4 Tips for Tagging Your First Wild Turkey

You don’t have to be a champion caller to kill a wild turkey. Here are four tips to increase the odds of tagging your first tom or jake this spring.

4 Tips for Tagging Your First Wild Turkey

Photo and caption from Mossy Oak Facebook: Amber decided to turkey hunt after all of her kids started hunting. She closed the season with her first longbeard in Minnesota with her husband, Shawn. Congrats, Amber!

When I started turkey hunting back in the mid-1980s, I knew next to nothing. In fact, I wasn’t confident I could distinguish a hen from a jake, and was worried I might pull the trigger on an illegal bird.

True story: My buddy and I crept into a hardwoods in southeast Minnesota before daylight, and soon the valley below us was alive with strange sounds.

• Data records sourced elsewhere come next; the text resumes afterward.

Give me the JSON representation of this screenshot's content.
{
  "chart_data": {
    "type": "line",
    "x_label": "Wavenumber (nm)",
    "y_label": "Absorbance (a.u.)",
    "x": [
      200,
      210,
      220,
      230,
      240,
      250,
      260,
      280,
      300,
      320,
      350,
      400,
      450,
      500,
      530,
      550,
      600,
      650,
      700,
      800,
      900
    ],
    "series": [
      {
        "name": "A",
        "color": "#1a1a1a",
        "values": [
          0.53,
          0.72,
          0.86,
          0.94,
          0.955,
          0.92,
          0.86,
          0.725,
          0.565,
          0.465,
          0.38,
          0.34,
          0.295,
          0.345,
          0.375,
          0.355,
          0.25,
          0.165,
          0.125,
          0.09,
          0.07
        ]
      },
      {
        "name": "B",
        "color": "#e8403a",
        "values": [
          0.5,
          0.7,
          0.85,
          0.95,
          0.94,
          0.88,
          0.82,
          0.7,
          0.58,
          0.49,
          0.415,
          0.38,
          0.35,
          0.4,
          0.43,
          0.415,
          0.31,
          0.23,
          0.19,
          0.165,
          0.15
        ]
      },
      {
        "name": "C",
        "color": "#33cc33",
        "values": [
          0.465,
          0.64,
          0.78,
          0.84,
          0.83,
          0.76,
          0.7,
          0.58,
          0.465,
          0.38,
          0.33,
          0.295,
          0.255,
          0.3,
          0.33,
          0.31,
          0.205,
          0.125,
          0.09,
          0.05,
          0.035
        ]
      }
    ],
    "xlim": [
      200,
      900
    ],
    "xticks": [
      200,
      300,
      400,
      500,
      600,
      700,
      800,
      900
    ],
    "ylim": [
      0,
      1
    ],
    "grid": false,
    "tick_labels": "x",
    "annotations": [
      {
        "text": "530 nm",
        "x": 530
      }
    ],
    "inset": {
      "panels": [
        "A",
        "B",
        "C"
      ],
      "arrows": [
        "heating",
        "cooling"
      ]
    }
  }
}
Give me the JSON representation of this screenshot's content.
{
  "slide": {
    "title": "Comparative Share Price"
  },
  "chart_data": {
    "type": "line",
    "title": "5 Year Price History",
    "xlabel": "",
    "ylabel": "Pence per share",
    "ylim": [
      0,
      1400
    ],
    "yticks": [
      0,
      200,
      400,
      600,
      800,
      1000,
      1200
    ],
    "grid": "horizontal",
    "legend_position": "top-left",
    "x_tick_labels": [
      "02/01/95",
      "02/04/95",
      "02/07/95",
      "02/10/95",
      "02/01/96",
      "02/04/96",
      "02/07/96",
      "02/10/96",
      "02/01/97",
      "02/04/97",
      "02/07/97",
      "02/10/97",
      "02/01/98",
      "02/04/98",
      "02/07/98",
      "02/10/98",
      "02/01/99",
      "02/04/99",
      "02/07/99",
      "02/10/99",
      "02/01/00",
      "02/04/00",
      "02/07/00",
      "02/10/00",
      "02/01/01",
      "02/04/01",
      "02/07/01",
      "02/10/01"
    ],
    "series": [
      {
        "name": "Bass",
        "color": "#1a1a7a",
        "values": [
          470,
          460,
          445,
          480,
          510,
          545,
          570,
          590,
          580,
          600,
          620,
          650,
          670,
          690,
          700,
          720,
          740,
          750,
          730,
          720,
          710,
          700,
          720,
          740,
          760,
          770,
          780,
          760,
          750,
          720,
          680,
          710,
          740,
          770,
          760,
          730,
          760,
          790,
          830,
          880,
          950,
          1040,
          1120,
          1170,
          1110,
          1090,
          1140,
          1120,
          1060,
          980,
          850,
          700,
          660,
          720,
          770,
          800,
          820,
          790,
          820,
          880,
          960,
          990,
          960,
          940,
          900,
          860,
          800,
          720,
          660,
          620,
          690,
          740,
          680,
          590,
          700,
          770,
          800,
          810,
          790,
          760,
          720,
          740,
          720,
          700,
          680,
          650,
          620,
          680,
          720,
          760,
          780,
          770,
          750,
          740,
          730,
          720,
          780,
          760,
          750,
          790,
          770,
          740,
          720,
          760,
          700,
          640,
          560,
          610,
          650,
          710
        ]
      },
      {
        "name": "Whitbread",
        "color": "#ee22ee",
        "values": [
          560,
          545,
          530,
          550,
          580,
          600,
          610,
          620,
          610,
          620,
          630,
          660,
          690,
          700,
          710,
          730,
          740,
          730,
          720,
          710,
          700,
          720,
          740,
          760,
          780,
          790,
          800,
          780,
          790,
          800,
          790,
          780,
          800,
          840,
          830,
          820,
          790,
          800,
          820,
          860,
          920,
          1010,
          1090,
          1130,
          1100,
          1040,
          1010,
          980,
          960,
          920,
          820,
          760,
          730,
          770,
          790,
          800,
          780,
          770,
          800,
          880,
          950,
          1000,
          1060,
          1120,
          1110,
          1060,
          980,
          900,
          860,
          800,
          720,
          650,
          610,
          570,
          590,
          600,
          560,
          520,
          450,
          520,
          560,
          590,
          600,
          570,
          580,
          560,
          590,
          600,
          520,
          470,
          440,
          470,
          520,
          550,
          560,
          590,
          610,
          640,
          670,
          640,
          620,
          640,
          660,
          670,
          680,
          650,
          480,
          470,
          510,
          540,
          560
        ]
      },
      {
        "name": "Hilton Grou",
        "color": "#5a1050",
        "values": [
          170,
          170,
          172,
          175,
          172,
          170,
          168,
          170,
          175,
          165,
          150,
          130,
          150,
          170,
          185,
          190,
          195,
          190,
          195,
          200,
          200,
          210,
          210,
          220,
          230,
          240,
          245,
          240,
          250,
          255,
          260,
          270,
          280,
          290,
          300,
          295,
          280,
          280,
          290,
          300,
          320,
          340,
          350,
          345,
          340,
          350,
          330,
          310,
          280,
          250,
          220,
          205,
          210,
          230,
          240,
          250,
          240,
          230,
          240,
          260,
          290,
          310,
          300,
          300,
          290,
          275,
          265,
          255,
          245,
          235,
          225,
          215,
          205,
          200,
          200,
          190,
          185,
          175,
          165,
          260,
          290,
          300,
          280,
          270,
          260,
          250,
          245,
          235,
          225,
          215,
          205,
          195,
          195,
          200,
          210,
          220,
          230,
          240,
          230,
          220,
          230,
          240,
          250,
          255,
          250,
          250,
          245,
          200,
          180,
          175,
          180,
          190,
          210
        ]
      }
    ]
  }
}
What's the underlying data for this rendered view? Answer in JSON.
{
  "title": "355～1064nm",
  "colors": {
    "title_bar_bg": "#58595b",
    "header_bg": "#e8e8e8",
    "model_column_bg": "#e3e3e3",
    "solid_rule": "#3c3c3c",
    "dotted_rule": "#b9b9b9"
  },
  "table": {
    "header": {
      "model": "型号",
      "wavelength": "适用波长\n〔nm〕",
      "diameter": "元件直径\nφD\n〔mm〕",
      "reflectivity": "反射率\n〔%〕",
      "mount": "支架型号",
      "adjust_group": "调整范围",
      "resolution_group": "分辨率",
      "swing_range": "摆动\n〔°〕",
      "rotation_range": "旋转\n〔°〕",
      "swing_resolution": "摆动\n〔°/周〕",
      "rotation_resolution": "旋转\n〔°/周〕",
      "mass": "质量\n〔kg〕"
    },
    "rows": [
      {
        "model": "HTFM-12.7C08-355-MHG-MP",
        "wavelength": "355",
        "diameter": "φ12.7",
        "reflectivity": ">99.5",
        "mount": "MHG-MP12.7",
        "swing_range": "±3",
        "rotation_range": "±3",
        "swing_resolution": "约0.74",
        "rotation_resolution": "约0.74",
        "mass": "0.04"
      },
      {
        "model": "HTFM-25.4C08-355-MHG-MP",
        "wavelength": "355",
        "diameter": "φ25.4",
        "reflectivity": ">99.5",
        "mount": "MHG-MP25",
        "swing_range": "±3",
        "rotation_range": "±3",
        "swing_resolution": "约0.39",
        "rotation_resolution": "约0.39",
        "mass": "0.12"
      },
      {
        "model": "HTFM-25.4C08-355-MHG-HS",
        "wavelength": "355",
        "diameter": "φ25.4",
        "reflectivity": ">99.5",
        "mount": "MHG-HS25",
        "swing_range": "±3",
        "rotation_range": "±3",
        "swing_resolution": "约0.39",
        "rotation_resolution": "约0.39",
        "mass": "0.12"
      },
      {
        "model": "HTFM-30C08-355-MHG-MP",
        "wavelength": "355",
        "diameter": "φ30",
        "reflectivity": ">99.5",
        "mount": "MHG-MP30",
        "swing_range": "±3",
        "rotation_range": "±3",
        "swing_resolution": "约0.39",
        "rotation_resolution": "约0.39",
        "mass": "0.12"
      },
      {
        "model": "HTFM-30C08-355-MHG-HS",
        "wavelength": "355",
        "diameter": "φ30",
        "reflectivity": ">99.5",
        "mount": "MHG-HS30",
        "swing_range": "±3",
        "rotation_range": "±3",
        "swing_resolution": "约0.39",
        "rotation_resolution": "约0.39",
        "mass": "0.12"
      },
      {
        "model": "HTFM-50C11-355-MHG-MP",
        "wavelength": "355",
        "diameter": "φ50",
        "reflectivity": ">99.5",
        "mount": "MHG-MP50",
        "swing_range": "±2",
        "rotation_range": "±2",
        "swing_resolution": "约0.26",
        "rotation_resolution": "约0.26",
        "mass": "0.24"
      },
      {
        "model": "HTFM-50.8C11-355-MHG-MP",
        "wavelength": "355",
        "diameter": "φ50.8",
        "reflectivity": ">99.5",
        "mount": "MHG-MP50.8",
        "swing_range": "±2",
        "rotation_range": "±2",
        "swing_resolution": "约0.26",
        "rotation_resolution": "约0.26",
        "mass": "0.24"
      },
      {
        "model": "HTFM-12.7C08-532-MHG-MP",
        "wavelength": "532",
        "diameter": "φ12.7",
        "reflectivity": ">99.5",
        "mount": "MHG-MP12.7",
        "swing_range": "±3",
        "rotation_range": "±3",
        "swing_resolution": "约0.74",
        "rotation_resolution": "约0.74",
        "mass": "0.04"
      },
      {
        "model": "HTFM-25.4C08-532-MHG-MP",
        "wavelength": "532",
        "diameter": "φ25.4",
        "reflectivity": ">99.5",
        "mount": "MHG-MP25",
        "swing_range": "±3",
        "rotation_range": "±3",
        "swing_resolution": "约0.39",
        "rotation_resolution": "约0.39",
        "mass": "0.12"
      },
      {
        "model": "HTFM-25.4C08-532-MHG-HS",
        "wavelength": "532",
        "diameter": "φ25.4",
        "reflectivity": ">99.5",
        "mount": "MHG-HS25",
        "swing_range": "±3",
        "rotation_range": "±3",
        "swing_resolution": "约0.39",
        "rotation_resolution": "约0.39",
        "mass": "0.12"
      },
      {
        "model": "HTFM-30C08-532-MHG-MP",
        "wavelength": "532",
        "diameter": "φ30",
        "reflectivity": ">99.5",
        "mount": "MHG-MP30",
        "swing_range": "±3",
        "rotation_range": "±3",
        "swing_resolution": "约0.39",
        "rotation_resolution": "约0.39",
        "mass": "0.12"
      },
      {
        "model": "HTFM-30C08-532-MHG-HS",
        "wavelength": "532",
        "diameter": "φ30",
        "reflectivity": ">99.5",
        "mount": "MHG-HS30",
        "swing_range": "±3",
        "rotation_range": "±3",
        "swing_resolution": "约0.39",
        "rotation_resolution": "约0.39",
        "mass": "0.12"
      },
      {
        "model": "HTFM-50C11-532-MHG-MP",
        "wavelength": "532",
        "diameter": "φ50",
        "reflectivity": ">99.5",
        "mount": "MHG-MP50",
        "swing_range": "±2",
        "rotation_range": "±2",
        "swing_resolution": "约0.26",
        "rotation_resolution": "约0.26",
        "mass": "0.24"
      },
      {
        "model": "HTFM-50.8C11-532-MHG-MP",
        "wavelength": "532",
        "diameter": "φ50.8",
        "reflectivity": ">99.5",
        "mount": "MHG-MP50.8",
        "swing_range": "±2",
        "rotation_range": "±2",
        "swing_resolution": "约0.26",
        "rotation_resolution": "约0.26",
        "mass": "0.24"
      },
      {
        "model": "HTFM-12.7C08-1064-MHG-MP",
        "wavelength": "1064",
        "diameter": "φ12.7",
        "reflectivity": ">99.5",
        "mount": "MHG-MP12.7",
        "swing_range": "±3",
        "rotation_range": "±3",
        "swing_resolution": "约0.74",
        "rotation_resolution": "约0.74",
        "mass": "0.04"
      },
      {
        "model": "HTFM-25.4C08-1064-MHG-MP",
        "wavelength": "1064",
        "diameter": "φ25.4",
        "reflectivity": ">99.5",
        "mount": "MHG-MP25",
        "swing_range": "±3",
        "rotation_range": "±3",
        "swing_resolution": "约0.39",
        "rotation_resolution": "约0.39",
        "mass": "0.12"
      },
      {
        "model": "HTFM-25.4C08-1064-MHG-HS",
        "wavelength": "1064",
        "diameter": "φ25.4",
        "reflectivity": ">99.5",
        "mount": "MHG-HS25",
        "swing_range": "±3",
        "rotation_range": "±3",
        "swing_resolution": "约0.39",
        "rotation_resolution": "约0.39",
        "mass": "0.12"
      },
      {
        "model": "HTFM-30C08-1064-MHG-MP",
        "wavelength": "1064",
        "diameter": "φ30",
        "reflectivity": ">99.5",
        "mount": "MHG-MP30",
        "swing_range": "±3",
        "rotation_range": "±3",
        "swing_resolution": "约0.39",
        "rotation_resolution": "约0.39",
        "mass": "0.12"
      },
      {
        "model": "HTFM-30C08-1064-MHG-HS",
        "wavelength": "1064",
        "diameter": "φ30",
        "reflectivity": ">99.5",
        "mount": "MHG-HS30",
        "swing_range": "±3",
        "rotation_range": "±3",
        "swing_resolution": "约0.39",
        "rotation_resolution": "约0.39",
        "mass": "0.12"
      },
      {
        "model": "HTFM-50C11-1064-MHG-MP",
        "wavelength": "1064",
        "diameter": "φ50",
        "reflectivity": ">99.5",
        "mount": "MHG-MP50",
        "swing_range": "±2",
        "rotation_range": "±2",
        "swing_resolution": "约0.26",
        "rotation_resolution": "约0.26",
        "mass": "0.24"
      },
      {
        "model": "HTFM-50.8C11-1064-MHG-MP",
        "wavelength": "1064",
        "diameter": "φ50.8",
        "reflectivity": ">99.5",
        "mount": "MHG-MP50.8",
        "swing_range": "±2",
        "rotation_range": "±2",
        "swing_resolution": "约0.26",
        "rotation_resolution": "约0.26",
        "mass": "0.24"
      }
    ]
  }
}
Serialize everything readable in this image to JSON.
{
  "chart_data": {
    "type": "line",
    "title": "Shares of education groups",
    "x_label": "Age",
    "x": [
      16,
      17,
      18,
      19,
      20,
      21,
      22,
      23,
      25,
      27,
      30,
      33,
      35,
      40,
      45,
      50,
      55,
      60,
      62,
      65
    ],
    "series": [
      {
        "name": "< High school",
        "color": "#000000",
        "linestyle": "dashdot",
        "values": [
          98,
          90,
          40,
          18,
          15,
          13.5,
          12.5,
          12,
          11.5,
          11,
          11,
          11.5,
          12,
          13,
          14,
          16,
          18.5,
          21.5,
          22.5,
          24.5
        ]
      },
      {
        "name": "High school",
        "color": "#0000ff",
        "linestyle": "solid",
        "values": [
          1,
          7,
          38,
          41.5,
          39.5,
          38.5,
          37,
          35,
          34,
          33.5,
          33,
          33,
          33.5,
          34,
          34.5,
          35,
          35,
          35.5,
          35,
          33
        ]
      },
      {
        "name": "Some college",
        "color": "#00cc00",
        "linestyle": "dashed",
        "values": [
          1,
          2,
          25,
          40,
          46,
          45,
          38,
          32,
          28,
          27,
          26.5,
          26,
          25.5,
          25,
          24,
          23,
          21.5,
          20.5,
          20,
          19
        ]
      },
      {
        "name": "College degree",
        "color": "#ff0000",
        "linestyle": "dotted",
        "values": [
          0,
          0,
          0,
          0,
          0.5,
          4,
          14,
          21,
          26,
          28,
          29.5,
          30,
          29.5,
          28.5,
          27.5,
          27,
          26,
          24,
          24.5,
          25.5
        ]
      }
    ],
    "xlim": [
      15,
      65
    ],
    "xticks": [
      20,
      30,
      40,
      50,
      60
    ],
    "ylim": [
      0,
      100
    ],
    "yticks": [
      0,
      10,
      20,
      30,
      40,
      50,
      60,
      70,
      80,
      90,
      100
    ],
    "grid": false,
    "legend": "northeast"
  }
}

We had watched a turkey hunting video on a VHS tape before the trip, but nothing in that video matched what we were hearing and experiencing. Could these sounds be wild turkeys? “Can’t be . . . there’s too many,” my buddy whispered as the sky brightened in the east.

An hour later, while we were still sitting at the base of a maple tree, my buddy and I looked at each other in confusion as the strange sounds (gobbling!) were now coming from the green fields behind us, likely not far from our truck. Could these sounds be turkeys? Thinking they had to be birds, we crept toward the field edge and spotted three strutting toms gobbling their heads off.

My first turkey season ended without a shot being fired, but at least my buddy and I learned something about turkey behavior, and we’ve been learning more and more each season since. 

Below are four tips to increase the odds of tagging your first tom or jake this spring. Don’t make the mistake of thinking you must know and understand everything about wild turkeys to kill one. And you don’t have to be a champion caller, either.

1. Wait on an Agricultural Field Edge

Turkeys love to pick through cut and picked cornfields for kernels, and they like green fields planted with clover and other products, too. Even if a cornfield was plowed the previous fall after cutting/picking, turkeys will still search through the dirt for kernels, or look for insects and worms. At some point during the day, turkeys will visit the field. Sit butt on the ground with your back against a big tree or a brush pile and wait. Learn where turkeys like to enter and exit a field, then move if necessary to get in better position.

 

2. Use a Decoy

You don’t need an expensive turkey decoy or several dekes to kill your first tom or jake. Check out the Flextone Thunder Chick Feeder (MSRP: $49.99) for an affordable model that’s easy to carry and looks good (see video below). Place a lone hen decoy at 20 yards so she can be spotted from long range. In addition to visiting fields to feed, a tom or jake can easily spot hens on fields. If a tom or jake stops 10 yards beyond your decoy, it’s still within shotgun range. Tip: Find a long stick and jam it into the ground at 30 yards; this will be your marker for maximum shooting range. (Yes, some gun hunters kill turkeys at ranges twice this far, but unless you’ve dedicated a lot of time at the range testing shotgun chokes, loads and patterns, it’s better to wait for a closer shot.)

3. Learn to Yelp

As I said earlier, you don’t need to be a champion caller to get the attention of a wild turkey. And you don’t need to buy numerous expensive calls. Instead, buy a slate call such as the Primos Ol’ Betsy Turkey Call ($16.99) and learn how to make a series of yelps. This isn’t difficult. After roughing up the slate surface with the included conditioning pad (sandpaper also works), you simply draw nickel-sized ovals on the slate, keeping the striker in contact with the slate as you draw. After a minute or two of practice, you’ll be making yelps that sound decent enough to fool a tom or jake. 

The video below shows how to make a series of yelps on a slate call.

4. Be Ready to Shoot, Then Aim for the Base of a Turkey’s Neck

In the video below, Realtree’s David Blanton shows how to hold your shotgun when a turkey has been spotted, or when one has answered your call (i.e. gobbled) and is close but out of sight.

If you’re patient and wait for a shot between 20 and 30 yards, and aim at the base of a turkey’s neck, it won’t matter which shotgun shell you choose (within reason). I’ve killed many turkeys with 2.75-inch No. 4s (i.e. standard loads for pheasants) with my Remington 870 pump shotgun and a standard full choke.